# 10 Pompanos caught on Friday....



## fishin for pompanos (May 10, 2012)

Started off Friday morning fishing with family and friends. Conditions were cloudy and a little rough with a south wind all day long. Very slow morning with about 5 blue runners. Didn't get our first pompano until about 10. After that got pomps regularly throughout the day. While takings pics of our nine, with the rods still out, got one last nice hit for number 10 to join the party. Finished up the day with 10 Pompanos, 5 blue runners and 4 lady fish. All fish caught on live sand fleas.
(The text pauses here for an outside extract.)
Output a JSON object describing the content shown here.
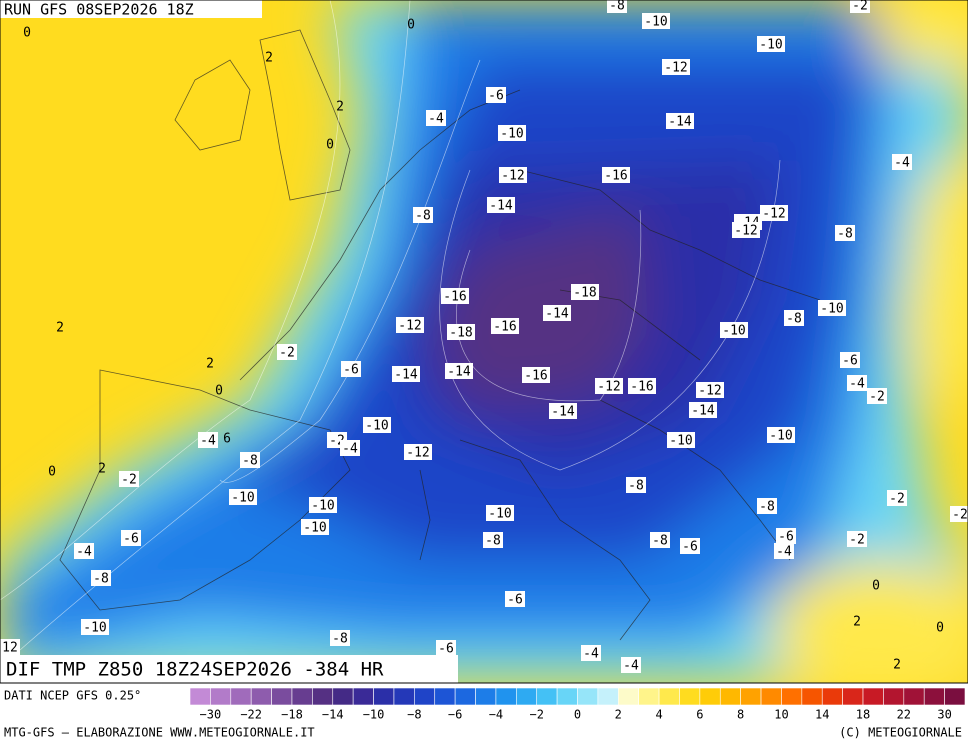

Thanks JC for good fun, fellowship and your bounty.


----------



## Worn Out (May 10, 2008)

*That is....*

....A beautiful picture to almost fully capture the day !


----------



## Mike Moore (Feb 10, 2010)

Man you're wearing um out this weekend! 

Respect for acknowledging the Provider of your bounty.


----------



## GROUPERKING (Sep 28, 2011)

It's good to hear a good pompano report. Way to go!


----------



## eym_sirius (Oct 17, 2007)

sweet!


----------



## crimsonpride40 (Jun 14, 2014)

Fishin for Pompanos, what is your tackle setup? Rod,reel,line if you don't mind my asking?


----------



## tobyb02 (May 2, 2008)

Dude, if you decide to go in the daytime on the weekday sometime, let me know. I want to fish next to you.


----------